I monumenti architettonici più significativi sono la tenuta di Tauragė, che rimanda alle origini della città nel XV secolo, e l‘ensemble del castello di Tauragė, costruito per soddisfare le necessità della dogana.
Gli edifici della tenuta, che sorgono sulle rive del fiume Jūra, sono circondati da un enorme parco paesaggistico. In tutto il complesso del castello si ritrova quell‘impronta "romantica", caratteristica dei castelli rinascimentali. Nel castello ha sede il museo di storia di Tauragė, con una vasta selezione di pezzi da esposizione. L‘ex quartier generale del sistema di sicurezza sovietico è stato invece riconvertito a Museo della deportazione (lit.: Tremties muziejus). Tra i tesori del patrimonio della città troviamo inoltre la chiesa evangelica di Martynas Mažvydas e la chiesa cattolica della Santa Trinità (lit.: Švč. Trejybės bažnyčia). Le rive del fiume Jūra sono impreziosite da un complesso di sculture.
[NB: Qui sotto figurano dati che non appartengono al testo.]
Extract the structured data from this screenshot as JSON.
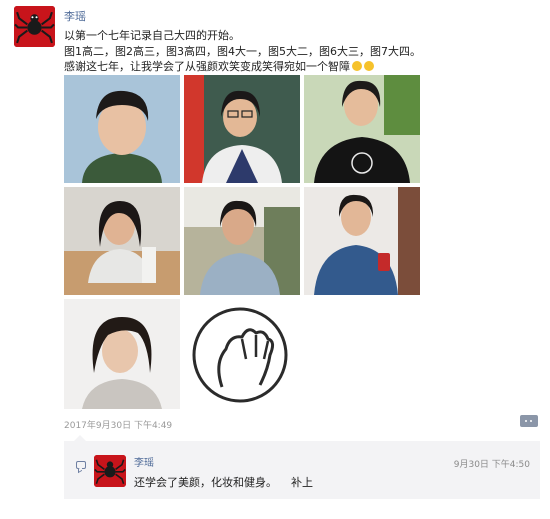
{
  "post": {
    "author": "李瑶",
    "text_line1": "以第一个七年记录自己大四的开始。",
    "text_line2": "图1高二，图2高三，图3高四，图4大一，图5大二，图6大三，图7大四。",
    "text_line3": "感谢这七年，让我学会了从强颜欢笑变成笑得宛如一个智障",
    "timestamp": "2017年9月30日 下午4:49"
  },
  "photos": [
    {
      "name": "photo-1",
      "subject": "id-photo"
    },
    {
      "name": "photo-2",
      "subject": "student-in-classroom"
    },
    {
      "name": "photo-3",
      "subject": "student-in-black-tshirt"
    },
    {
      "name": "photo-4",
      "subject": "student-at-table"
    },
    {
      "name": "photo-5",
      "subject": "student-outdoors"
    },
    {
      "name": "photo-6",
      "subject": "student-with-phone"
    },
    {
      "name": "photo-7",
      "subject": "portrait-short-hair"
    },
    {
      "name": "photo-8",
      "subject": "facepalm-sticker"
    }
  ],
  "comment": {
    "author": "李瑶",
    "time": "9月30日 下午4:50",
    "text": "还学会了美颜，化妆和健身。    补上"
  },
  "colors": {
    "name_link": "#4e6a98",
    "avatar_red": "#c8141b",
    "comment_bg": "#f3f3f5",
    "timestamp_gray": "#9a9a9a"
  },
  "icons": {
    "author_avatar": "spider-avatar-icon",
    "emoji": "grin-emoji-icon",
    "more": "more-dots-icon",
    "comment": "comment-bubble-icon"
  }
}
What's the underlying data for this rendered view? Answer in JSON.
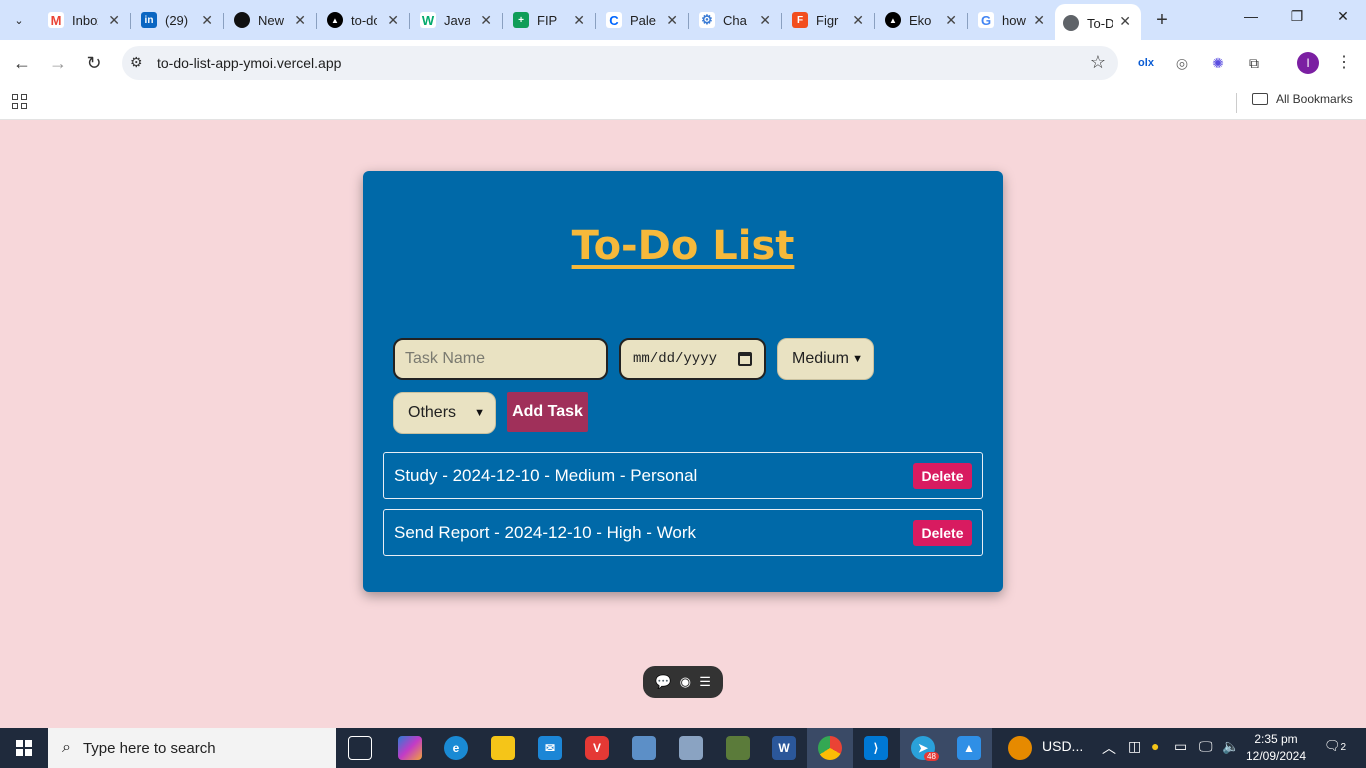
{
  "browser": {
    "tabs": [
      {
        "title": "Inbox",
        "icon": "gmail-icon",
        "color": "#ea4335",
        "glyph": "M"
      },
      {
        "title": "(29)",
        "icon": "linkedin-icon",
        "color": "#0a66c2",
        "glyph": "in"
      },
      {
        "title": "New",
        "icon": "github-icon",
        "color": "#111111",
        "glyph": "●"
      },
      {
        "title": "to-do",
        "icon": "vercel-icon",
        "color": "#000000",
        "glyph": "▲"
      },
      {
        "title": "Java",
        "icon": "w3-icon",
        "color": "#04aa6d",
        "glyph": "W"
      },
      {
        "title": "FIP",
        "icon": "sheets-icon",
        "color": "#0f9d58",
        "glyph": "+"
      },
      {
        "title": "Pale",
        "icon": "coolors-icon",
        "color": "#0066ff",
        "glyph": "C"
      },
      {
        "title": "Cha",
        "icon": "chatgpt-icon",
        "color": "#3a7bd5",
        "glyph": "⚙"
      },
      {
        "title": "Figr",
        "icon": "figma-icon",
        "color": "#f24e1e",
        "glyph": "F"
      },
      {
        "title": "Eko",
        "icon": "vercel-icon",
        "color": "#000000",
        "glyph": "▲"
      },
      {
        "title": "how",
        "icon": "google-icon",
        "color": "#4285f4",
        "glyph": "G"
      },
      {
        "title": "To-D",
        "icon": "globe-icon",
        "color": "#5f6368",
        "glyph": "◍"
      }
    ],
    "url": "to-do-list-app-ymoi.vercel.app",
    "bookmarks_label": "All Bookmarks",
    "avatar_letter": "I"
  },
  "app": {
    "title": "To-Do List",
    "task_placeholder": "Task Name",
    "date_placeholder": "mm/dd/yyyy",
    "priority_selected": "Medium",
    "category_selected": "Others",
    "add_button": "Add Task",
    "tasks": [
      {
        "text": "Study - 2024-12-10 - Medium - Personal",
        "delete_label": "Delete"
      },
      {
        "text": "Send Report - 2024-12-10 - High - Work",
        "delete_label": "Delete"
      }
    ],
    "colors": {
      "background": "#f7d7da",
      "card": "#0069a8",
      "title": "#f6b93b",
      "input": "#e9e2c2",
      "add_button": "#a0305a",
      "delete_button": "#d81b60"
    }
  },
  "taskbar": {
    "search_placeholder": "Type here to search",
    "weather_text": "USD...",
    "time": "2:35 pm",
    "date": "12/09/2024",
    "notification_count": "2",
    "telegram_badge": "48"
  }
}
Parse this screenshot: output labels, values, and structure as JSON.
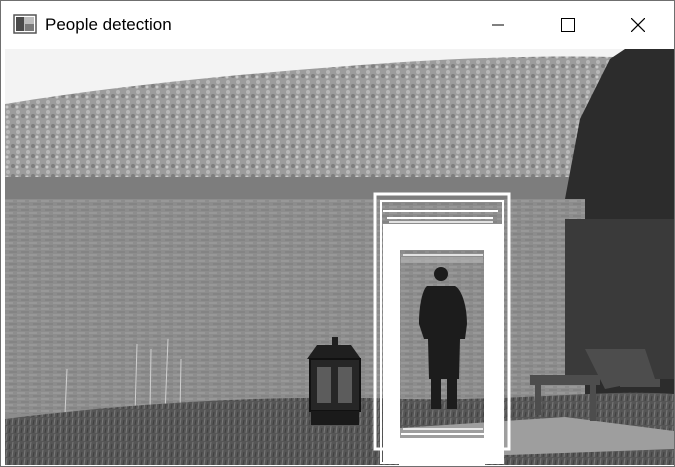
{
  "window": {
    "title": "People detection",
    "icons": {
      "app": "image-window-icon",
      "minimize": "minimize-icon",
      "maximize": "maximize-icon",
      "close": "close-icon"
    }
  },
  "image": {
    "content": "grayscale-lake-with-person-detection",
    "colors": {
      "sky": "#f2f2f2",
      "forest": "#9a9a9a",
      "dark_trees": "#2e2e2e",
      "water": "#8e8e8e",
      "ground": "#5a5a5a",
      "detection_box": "#ffffff"
    },
    "detections_drawn": 4
  }
}
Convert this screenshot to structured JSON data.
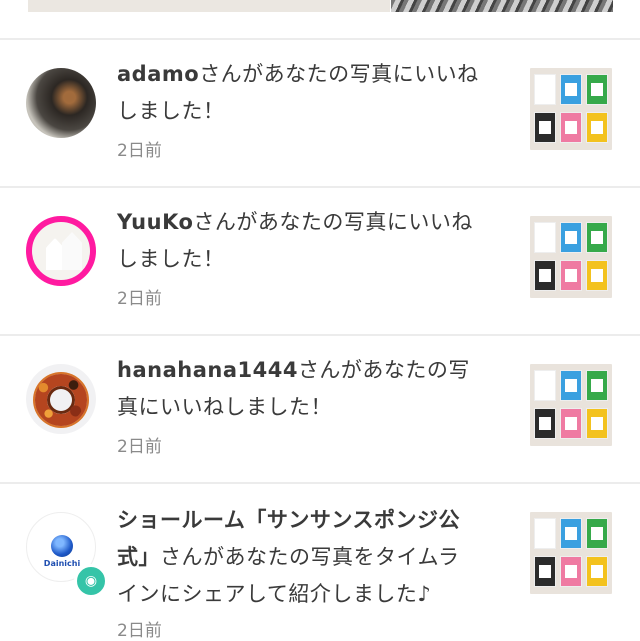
{
  "notifications": [
    {
      "user": "adamo",
      "text_line1": "さんがあなたの写真にいいね",
      "text_line2": "しました！",
      "time": "2日前",
      "avatar_icon": "sphere-lamp-avatar",
      "has_camera_badge": false
    },
    {
      "user": "YuuKo",
      "text_line1": "さんがあなたの写真にいいね",
      "text_line2": "しました！",
      "time": "2日前",
      "avatar_icon": "white-houses-avatar",
      "has_camera_badge": false
    },
    {
      "user": "hanahana1444",
      "text_line1": "さんがあなたの写",
      "text_line2": "真にいいねしました！",
      "time": "2日前",
      "avatar_icon": "wreath-avatar",
      "has_camera_badge": false
    },
    {
      "user_line1": "ショールーム「サンサンスポンジ公",
      "user_line2": "式」",
      "text_line2": "さんがあなたの写真をタイムラ",
      "text_line3": "インにシェアして紹介しました♪",
      "time": "2日前",
      "avatar_icon": "dainichi-logo-avatar",
      "has_camera_badge": true,
      "brand_text": "Dainichi"
    }
  ],
  "colors": {
    "accent_pink": "#ff1aa0",
    "badge_green": "#35c4a8",
    "divider": "#ececec",
    "thumb_packets": [
      "#ffffff",
      "#3aa0e0",
      "#36a94a",
      "#2b2b2b",
      "#ef7aa2",
      "#f3c21e"
    ]
  }
}
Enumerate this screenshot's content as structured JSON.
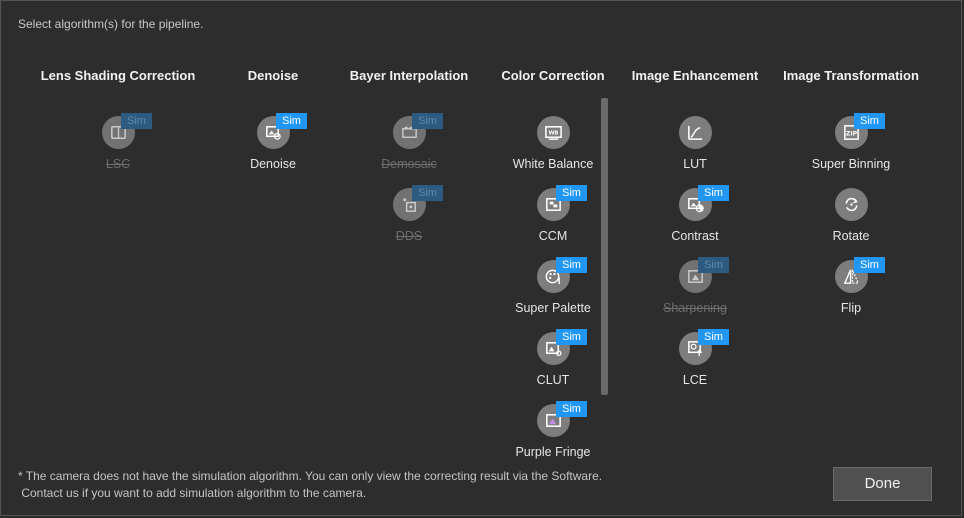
{
  "instruction": "Select algorithm(s) for the pipeline.",
  "sim_badge": "Sim",
  "columns": [
    {
      "title": "Lens Shading Correction",
      "items": [
        {
          "label": "LSC",
          "icon": "lsc-icon",
          "sim": true,
          "disabled": true
        }
      ]
    },
    {
      "title": "Denoise",
      "items": [
        {
          "label": "Denoise",
          "icon": "denoise-icon",
          "sim": true,
          "disabled": false
        }
      ]
    },
    {
      "title": "Bayer Interpolation",
      "items": [
        {
          "label": "Demosaic",
          "icon": "demosaic-icon",
          "sim": true,
          "disabled": true
        },
        {
          "label": "DDS",
          "icon": "dds-icon",
          "sim": true,
          "disabled": true
        }
      ]
    },
    {
      "title": "Color Correction",
      "items": [
        {
          "label": "White Balance",
          "icon": "white-balance-icon",
          "sim": false,
          "disabled": false
        },
        {
          "label": "CCM",
          "icon": "ccm-icon",
          "sim": true,
          "disabled": false
        },
        {
          "label": "Super Palette",
          "icon": "super-palette-icon",
          "sim": true,
          "disabled": false
        },
        {
          "label": "CLUT",
          "icon": "clut-icon",
          "sim": true,
          "disabled": false
        },
        {
          "label": "Purple Fringe",
          "icon": "purple-fringe-icon",
          "sim": true,
          "disabled": false
        }
      ]
    },
    {
      "title": "Image Enhancement",
      "items": [
        {
          "label": "LUT",
          "icon": "lut-icon",
          "sim": false,
          "disabled": false
        },
        {
          "label": "Contrast",
          "icon": "contrast-icon",
          "sim": true,
          "disabled": false
        },
        {
          "label": "Sharpening",
          "icon": "sharpening-icon",
          "sim": true,
          "disabled": true
        },
        {
          "label": "LCE",
          "icon": "lce-icon",
          "sim": true,
          "disabled": false
        }
      ]
    },
    {
      "title": "Image Transformation",
      "items": [
        {
          "label": "Super Binning",
          "icon": "super-binning-icon",
          "sim": true,
          "disabled": false
        },
        {
          "label": "Rotate",
          "icon": "rotate-icon",
          "sim": false,
          "disabled": false
        },
        {
          "label": "Flip",
          "icon": "flip-icon",
          "sim": true,
          "disabled": false
        }
      ]
    }
  ],
  "footnote": {
    "line1": "* The camera does not have the simulation algorithm. You can only view the correcting result via the Software.",
    "line2": " Contact us if you want to add simulation algorithm to the camera."
  },
  "done_label": "Done",
  "colors": {
    "background": "#2d2d2d",
    "sim_badge": "#2196f3",
    "icon_circle": "#7d7d7d"
  }
}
Nel 1812, non lontano dal mulino di Požėrūnai di Tauragė, fu firmata una convenzione tra Hans Yorck (o York), generale a capo di un reparto dell‘armata di Prussia e alleato di Napoleone, e Ivan Dibič, generale maggiore dell‘armata russa. Secondo tale convenzione il reparto di soldati prussiani rinunciava a combattere a lato dei francesi; prese avvio così il processo di liberazione del Paese oppresso dall‘occupazione napoleonica.